Two houses, really; he and Sarah had done so well they had purchased the building next to theirs, put in a passage between them, and converted the second from flats to suites of two and three rooms.
Arthur rang the bell of the first house; Alfie must have been expecting them, since the door flew open, and it was Alfie himself standing there rather than the maid. “Gents! Glad you could make it before rehearsals started! Nige, Sarah’s been asking after you, wonderin’ when you were comin’ for a good dinner. She don’t half fret about that cook of yours.”
“She’s the one who recommended Mrs. Graves, you know,” Nigel said with a grin. “Surely she doesn’t think so poorly of her own judgment.”
“Oh you know, Sarah, always second-guessing herself.” Alfie chuckled. “Made her a good partner for my comic-patter though. Well, right, let’s show you these rooms an’ we’ll see if you think they’re good enough for your bally-dancer wench.”

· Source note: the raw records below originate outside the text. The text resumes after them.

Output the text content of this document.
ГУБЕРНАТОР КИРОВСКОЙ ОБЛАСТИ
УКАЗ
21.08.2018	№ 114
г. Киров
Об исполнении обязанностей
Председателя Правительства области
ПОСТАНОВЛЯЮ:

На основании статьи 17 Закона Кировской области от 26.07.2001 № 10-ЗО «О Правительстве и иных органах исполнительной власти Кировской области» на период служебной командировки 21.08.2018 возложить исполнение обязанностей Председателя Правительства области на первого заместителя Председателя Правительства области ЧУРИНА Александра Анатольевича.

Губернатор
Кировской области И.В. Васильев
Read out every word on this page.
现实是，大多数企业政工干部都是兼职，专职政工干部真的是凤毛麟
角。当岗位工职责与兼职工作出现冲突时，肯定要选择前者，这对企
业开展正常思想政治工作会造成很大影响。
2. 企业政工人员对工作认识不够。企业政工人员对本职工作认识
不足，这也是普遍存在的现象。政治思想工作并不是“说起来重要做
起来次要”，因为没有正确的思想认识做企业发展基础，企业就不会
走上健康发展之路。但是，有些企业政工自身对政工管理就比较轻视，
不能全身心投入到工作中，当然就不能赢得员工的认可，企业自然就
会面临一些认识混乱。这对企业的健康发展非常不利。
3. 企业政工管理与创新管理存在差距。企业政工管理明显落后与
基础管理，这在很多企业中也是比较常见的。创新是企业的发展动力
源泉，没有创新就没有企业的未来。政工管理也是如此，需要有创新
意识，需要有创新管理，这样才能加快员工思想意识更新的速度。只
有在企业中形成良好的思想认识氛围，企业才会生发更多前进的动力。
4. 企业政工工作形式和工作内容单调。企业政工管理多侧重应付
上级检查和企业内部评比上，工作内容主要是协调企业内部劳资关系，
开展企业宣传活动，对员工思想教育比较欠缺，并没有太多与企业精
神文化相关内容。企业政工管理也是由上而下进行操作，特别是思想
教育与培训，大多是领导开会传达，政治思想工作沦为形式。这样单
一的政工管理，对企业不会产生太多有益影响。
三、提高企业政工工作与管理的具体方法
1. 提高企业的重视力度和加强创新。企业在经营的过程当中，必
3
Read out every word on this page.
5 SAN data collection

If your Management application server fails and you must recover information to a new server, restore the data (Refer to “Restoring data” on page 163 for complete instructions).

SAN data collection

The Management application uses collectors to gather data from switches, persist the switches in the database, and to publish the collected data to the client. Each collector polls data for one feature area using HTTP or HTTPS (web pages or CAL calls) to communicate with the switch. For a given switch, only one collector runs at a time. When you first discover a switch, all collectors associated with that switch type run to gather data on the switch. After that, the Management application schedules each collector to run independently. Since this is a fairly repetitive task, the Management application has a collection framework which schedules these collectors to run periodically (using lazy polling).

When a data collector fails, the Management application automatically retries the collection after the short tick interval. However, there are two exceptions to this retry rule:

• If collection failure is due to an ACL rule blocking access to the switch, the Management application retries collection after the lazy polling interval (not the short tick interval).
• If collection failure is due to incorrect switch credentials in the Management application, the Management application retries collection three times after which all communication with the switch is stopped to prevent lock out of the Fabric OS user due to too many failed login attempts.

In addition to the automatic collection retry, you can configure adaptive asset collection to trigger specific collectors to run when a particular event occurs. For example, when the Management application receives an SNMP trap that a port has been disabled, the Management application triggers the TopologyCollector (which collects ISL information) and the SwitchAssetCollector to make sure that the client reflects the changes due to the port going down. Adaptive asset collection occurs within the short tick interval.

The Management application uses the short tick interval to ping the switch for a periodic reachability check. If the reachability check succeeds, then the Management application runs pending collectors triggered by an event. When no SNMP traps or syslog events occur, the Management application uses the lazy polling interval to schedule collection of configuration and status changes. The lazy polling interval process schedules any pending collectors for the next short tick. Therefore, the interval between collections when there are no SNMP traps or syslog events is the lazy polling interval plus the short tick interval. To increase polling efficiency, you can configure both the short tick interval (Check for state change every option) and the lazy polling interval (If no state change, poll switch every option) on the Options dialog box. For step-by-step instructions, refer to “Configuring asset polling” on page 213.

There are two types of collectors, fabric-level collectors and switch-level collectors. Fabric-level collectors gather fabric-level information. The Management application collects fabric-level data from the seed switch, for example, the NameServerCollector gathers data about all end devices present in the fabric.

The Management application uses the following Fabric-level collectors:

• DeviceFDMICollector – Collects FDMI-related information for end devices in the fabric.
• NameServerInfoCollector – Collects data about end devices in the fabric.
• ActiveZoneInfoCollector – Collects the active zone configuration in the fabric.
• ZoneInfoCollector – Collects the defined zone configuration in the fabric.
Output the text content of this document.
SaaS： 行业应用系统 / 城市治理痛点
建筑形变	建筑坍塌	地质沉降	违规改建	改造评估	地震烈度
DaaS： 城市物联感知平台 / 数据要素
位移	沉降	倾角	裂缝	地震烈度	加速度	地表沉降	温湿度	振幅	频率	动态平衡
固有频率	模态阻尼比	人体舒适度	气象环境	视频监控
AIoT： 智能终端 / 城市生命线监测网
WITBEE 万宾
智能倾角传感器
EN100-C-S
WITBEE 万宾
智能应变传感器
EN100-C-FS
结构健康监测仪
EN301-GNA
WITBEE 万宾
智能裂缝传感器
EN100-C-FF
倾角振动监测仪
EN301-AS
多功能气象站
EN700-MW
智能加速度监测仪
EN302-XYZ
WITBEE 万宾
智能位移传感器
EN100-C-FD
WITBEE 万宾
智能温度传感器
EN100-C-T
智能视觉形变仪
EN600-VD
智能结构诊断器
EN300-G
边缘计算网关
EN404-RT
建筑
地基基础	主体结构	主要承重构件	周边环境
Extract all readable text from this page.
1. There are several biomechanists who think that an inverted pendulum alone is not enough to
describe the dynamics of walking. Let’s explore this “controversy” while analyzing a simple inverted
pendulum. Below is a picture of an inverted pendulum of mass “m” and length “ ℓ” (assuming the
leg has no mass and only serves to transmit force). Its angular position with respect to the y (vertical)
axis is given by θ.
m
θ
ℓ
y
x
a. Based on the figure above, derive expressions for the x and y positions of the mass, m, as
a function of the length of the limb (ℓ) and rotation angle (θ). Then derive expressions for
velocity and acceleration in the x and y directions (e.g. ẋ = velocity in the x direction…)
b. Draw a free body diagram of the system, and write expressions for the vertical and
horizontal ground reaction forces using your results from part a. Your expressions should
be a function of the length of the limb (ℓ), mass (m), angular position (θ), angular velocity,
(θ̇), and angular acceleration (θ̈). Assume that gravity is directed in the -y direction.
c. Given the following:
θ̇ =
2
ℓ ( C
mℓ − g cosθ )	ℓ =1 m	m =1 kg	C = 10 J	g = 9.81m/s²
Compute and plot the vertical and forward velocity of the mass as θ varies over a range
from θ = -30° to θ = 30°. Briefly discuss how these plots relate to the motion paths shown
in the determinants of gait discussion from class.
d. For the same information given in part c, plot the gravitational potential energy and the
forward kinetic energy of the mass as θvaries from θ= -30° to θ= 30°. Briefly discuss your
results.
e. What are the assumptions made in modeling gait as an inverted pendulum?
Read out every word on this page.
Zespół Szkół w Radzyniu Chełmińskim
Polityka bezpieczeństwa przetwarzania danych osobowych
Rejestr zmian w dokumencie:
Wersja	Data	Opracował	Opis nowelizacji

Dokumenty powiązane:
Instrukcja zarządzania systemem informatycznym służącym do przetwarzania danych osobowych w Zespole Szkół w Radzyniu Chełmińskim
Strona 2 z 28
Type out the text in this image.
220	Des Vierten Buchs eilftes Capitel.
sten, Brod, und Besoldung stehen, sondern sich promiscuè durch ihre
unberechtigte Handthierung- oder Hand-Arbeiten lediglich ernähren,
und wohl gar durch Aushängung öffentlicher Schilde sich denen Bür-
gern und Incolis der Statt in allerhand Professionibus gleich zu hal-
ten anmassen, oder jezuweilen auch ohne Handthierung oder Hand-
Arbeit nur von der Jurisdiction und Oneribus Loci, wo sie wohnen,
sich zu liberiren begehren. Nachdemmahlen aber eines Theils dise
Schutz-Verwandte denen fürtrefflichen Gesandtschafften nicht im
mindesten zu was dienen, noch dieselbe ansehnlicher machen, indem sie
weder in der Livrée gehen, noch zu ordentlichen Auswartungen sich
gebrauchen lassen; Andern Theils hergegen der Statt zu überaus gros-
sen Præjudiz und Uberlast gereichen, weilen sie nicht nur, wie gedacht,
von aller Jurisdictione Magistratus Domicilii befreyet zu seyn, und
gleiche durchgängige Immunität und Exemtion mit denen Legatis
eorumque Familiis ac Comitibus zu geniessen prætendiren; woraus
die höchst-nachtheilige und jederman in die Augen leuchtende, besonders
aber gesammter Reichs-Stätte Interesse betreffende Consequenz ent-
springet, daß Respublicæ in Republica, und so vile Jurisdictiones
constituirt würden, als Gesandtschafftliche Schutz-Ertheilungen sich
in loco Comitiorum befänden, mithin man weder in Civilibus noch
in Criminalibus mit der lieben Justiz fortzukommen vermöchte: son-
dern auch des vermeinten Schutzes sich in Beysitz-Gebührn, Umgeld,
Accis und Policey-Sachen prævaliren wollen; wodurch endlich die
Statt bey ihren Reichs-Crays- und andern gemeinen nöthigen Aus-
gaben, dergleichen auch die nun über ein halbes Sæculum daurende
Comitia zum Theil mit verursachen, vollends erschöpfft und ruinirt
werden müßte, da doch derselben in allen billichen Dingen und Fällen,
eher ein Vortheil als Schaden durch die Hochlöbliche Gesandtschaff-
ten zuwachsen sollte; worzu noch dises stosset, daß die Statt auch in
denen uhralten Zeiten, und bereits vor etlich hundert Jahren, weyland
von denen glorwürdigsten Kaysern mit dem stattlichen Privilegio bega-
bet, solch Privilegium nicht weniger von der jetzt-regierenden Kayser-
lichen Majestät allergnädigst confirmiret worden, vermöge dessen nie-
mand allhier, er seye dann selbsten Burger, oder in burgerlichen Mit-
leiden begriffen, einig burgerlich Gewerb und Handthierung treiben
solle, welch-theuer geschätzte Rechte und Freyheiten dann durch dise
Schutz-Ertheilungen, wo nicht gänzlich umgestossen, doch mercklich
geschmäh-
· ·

He led the way through the communal sitting-room to the passage that had been cut in the wall between the two houses. “When we got the place, I had the notion I wanted to set things up for them as wanted a bit more privacy and a bit more space. House was four flats, I sectioned it up into bed-sitters with one or two bedrooms, so people that had an act with family could lodge together and couples—” here Alfie winked, and Nigel smiled, since he knew Alfie was not in the least concerned if the “couples” in question were married or not “—could have a bit more privacy. But we left the flat at the top alone, thinkin’ mebbe we could let it out to them as stay longer than just a week or so.” He shook his head, leading the way up the stairs. “Happen you didn’t book a lot of those, and it’s a bit of a journey from here to, say, the Opera House. I was just about to call in the carpenters and give the orders to cut it up too, when Arthur rang me up. And here we are!”